WM Morrison chief executive Dalton Philips today warned that a third of its customers are “one pay cheque away from bankruptcy” as the supermarket group’s half-year, pre-tax profits slumped 22% to £344 million.
“Clearly, a number of leading indicators are suggesting the economy is on the up but that’s still got to filter through to consumers’ pockets,” the boss of Britain’s fourth-biggest supermarket chain said. “Inflation is still far outstripping wages.”
Philips claimed that the profits plunge was down to “deliberate choices” such as its £216 million tie-up with Ocado to launch online shopping in January. But like-for-like sales fell 1.6% in the six months to August, and the supermarket is losing out to discount chains. Philips admitted: “The economic backdrop remains difficult for the consumer.”
He is pinning recovery hopes on expanding into small stores, with convenience chain M Local growing from 12 branches in January to 100 by the year end. Half will be in London and the South-East.

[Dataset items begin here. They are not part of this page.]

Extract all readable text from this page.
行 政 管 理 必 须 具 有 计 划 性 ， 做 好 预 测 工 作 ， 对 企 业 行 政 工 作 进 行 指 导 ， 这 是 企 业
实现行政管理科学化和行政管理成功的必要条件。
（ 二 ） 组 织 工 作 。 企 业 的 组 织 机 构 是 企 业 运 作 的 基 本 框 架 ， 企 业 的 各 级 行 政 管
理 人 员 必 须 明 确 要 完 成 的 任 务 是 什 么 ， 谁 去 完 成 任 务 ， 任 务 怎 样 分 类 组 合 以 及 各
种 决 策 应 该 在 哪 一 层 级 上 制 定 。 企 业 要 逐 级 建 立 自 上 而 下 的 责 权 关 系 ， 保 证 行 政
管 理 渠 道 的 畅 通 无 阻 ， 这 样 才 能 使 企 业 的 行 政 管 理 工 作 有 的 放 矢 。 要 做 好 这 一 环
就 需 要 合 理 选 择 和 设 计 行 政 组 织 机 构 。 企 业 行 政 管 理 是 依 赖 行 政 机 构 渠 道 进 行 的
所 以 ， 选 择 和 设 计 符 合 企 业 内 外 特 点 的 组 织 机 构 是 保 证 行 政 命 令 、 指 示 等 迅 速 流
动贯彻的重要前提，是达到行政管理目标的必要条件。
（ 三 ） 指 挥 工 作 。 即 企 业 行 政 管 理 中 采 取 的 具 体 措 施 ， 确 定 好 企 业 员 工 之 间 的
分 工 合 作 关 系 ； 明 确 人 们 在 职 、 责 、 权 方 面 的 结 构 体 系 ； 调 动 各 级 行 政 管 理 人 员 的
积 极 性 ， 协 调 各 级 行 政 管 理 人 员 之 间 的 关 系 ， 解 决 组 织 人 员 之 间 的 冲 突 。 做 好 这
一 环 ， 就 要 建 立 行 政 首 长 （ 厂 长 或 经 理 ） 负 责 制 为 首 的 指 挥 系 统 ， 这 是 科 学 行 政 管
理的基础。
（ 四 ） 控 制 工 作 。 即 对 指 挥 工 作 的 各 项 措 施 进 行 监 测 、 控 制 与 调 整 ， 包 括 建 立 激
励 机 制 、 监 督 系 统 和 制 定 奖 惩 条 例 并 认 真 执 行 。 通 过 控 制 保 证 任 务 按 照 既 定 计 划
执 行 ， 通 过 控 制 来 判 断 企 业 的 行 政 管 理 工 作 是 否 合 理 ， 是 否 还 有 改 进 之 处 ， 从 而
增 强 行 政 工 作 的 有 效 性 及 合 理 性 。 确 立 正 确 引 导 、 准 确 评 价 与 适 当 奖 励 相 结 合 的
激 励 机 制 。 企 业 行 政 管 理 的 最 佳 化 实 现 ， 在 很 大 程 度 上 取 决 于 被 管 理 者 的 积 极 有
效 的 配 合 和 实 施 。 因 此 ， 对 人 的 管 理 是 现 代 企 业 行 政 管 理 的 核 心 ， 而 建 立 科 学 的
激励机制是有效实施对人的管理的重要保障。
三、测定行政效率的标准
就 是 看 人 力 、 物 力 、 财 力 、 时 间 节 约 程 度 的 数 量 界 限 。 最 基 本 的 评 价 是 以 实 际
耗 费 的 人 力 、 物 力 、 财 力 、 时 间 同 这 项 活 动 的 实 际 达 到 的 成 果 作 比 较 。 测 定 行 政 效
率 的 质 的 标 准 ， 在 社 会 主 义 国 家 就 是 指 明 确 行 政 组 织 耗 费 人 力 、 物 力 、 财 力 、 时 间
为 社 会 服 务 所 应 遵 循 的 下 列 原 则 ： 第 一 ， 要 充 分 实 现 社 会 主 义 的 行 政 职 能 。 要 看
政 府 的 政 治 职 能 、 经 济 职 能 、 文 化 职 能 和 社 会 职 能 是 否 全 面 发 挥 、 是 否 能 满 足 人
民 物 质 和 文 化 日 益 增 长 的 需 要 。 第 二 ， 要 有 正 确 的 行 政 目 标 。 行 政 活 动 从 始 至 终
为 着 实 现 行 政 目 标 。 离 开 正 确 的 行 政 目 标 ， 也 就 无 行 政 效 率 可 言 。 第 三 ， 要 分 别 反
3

“We’re taking London very seriously,” Philips said. “But the space race is over. We don’t need so many large stores across the company because customers are shopping differently, they’re holding down two jobs and want to pop into a convenience store in between, or they don’t have a car to drive to a big store.”
Philips claims his convenience stores are “unique — because 50% of the space is devoted to fresh food, and you can go in and have your fish filleted and meat cut, at the same price as in superstores.”
From next year, Morrisons is cutting its acquisition of supermarket space to half the rate of the last five years. Any spare cash, Morrisons said, “will be returned to shareholders in the most appropriate form.”
Ocado today said third-quarter sales jumped more than 16%. The online grocer added that it had been boosted by an increase in orders and basket size. Customers spent an average of £113.54, an increase of 1% from the same period a year earlier.